L’asymétrie des supernovas
Filer les métaphores stellaires pour ne pas devenir un trou noir.
En fin de vie, les étoiles s’effondrent sur elles-mêmes. Lorsque les forces de pression (notamment celles générées par les réactions nucléaires du cœur de l’étoile) ne compensent plus l’attraction gravitationnelle, c’est l’effondrement. Ce phénomène génère (parfois) des supernovas, lorsque l’énergie libérée est considérable.
Ce processus est endogène ; les réactions et forces à l'œuvre ne concernent que l’étoile elle-même.
Bien sûr, je ne suis pas en train de parler d’étoiles. Ou plutôt, formulons cela comme une métaphore, à une échelle bien plus modeste que celle des corps célestes : nous sommes des étoiles. Et je me pose en spectateur de mon propre effondrement, en essayant de comprendre ce qui conduit à ce phénomène humainement très déplaisant.
Il est assez difficile, de notre point de vue, de ne pas prendre en considération les forces extérieures qui s’appliquent à notre propre cœur et dictent les réactions “nucléaires” qui s’y produisent.
Notre humanité nous place au sein d’un réseau de systèmes à deux corps ; nous sommes même essentiellement définis par la somme des systèmes à deux corps que nous construisons avec les gens qui constituent notre galaxie sociale.

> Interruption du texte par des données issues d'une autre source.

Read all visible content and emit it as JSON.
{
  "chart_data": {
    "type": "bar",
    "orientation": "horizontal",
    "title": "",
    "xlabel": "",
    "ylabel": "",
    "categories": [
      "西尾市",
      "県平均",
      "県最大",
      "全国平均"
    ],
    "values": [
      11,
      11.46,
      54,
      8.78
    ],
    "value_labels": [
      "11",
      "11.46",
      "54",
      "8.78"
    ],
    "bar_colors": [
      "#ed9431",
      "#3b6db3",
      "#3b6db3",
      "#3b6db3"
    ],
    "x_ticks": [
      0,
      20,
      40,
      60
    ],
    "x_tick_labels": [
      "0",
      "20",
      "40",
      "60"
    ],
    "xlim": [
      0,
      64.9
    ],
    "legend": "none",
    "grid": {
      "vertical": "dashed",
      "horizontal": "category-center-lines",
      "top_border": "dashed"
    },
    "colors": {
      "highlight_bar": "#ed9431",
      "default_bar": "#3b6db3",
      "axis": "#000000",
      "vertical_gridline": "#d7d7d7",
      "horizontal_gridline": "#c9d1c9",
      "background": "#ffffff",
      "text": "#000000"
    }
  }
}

Une vision égocentrique nous plaçant au centre de ce réseau en facilite la visualisation, mais reste artificielle. L’influence exercée par un autre corps sur nous dépend en partie des forces exercées sur cet autre corps par d’autres corps. Ainsi nous subissons, par transitivité partielle, l’influence d’autres corps auxquels nous ne sommes même pas directement liés.

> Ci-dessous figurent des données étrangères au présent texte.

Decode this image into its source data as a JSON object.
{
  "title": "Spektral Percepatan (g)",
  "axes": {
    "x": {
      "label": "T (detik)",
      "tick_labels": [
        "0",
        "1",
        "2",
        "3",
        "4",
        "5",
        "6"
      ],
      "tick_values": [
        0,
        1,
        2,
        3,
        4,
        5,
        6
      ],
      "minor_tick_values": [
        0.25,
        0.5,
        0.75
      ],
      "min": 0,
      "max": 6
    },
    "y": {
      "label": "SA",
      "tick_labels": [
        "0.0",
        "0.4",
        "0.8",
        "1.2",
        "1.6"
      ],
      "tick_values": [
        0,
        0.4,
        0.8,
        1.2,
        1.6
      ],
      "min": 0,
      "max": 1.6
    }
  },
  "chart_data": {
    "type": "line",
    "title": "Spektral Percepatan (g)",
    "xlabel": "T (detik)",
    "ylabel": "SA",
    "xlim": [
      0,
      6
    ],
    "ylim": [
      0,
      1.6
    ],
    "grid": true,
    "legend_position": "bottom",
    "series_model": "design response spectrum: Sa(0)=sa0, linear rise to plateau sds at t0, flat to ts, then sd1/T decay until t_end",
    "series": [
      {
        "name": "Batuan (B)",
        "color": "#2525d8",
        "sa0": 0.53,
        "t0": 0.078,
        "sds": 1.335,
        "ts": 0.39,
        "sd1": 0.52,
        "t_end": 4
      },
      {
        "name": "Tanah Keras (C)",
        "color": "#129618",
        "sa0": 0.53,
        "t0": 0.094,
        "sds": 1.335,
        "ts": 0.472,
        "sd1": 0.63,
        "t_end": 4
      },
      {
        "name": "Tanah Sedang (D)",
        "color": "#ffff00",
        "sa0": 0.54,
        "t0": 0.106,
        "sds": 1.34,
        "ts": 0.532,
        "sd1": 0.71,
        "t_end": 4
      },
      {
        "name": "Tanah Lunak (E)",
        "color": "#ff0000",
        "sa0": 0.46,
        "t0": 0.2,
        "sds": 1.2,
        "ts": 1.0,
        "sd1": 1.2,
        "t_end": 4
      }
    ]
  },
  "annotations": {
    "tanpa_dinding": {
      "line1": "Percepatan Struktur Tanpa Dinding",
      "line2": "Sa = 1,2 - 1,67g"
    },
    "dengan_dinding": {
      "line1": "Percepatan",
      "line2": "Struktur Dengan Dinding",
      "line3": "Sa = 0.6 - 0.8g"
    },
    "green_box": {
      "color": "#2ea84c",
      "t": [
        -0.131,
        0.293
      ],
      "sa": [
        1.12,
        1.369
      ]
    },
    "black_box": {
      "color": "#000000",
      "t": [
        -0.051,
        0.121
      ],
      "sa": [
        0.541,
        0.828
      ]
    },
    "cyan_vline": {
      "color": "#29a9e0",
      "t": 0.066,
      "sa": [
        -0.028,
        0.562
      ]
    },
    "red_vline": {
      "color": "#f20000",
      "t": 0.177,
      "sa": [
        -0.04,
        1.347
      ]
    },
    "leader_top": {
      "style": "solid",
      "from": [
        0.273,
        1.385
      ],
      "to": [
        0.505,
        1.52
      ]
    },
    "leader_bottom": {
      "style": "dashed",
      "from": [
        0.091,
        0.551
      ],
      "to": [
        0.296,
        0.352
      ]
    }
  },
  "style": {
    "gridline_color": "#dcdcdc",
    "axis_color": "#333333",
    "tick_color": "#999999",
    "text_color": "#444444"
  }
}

Amour (l’amour qui ne trouve pas d’écho - celui qui se déverse dans un vide infini), tristesse, frustration, colère, déception, peur… Ces relations interpersonnelles se manifestent, à terme, en tant que sentiments. En l’occurrence, des sentiments susceptibles de nous troubler et de nous altérer négativement. Ils sont nos forces gravitationnelles, et leur poids écrasant nous comprime et nous étouffe.

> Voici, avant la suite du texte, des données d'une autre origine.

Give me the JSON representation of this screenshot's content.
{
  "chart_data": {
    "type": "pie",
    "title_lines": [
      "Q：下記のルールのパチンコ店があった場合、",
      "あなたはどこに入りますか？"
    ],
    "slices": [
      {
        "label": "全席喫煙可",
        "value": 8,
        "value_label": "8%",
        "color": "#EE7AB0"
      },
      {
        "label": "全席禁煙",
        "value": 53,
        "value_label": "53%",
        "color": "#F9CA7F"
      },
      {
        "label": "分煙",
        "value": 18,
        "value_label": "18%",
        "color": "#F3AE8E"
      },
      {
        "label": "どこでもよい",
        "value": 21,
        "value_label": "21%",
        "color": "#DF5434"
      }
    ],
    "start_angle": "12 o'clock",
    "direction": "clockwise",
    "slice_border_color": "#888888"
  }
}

Quelle énergie invoquer pour lutter ? Celle d’un cœur en fusion, nourri de plaisir, d’amusement, de confiance, d’excitation, d’amitié, d’Amour (le bon, cette fois-ci)...
En ce moment, mon cœur s’éteint. Il brûle suffisamment pour me faire souffrir, mais pas assez pour résister. Le refroidissement total semble inexorable, et c’est alors la mort qui nous cueille. Les étoiles disparaissent bien avant que les observateurs externes ne s’en rendent compte ; sommes-nous également condamné.es à nous éteindre dans le secret ?
Ou bien, les émotions voyagent-elles plus vite que la lumière ? Notre appartenance à une réalité partagée ne comble pas l’espace infini entre deux consciences ; ce sont les émotions et leur résonance qui tissent des ponts entre deux êtres humains évoluant, fondamentalement, sur des plans différents.
Alors, peut-on être à l’heure pour se sauver les uns les autres ?
Quoi qu’il en soit, selon cette lecture, les forces gravito-émotionnelles deviennent au moins en partie exogènes. L’influence externe aboutit à des sentiments, mais c’est notre machinerie interne individuelle qui transforme les stimuli en émotions, selon une logique (ou une absence de logique) qui nous est propre.
Deux astres sont en lien et en équilibre tant que les émotions les connectent ; sans émotion, sans résonance, plus rien ne les attache, et ils s’éloignent. Il suffit hélas de perdre le point d’entrée, ou le point de sortie. Quoi de plus accablant que de déployer toute son énergie, jusqu’à la dernière goutte, dans un tuyau percé, et voir l’autre s’éloigner malgré tout ?
Les héros ne peuvent-ils pas broyer les lois du réel par leur volonté, et façonner la réalité qu’ils désirent ?
La porte est ouverte à une conclusion moins pessimiste : l’effondrement gravitationnel est aussi à l’origine de la formation des étoiles. Alors, faut-il accepter de mourir pour renaître ?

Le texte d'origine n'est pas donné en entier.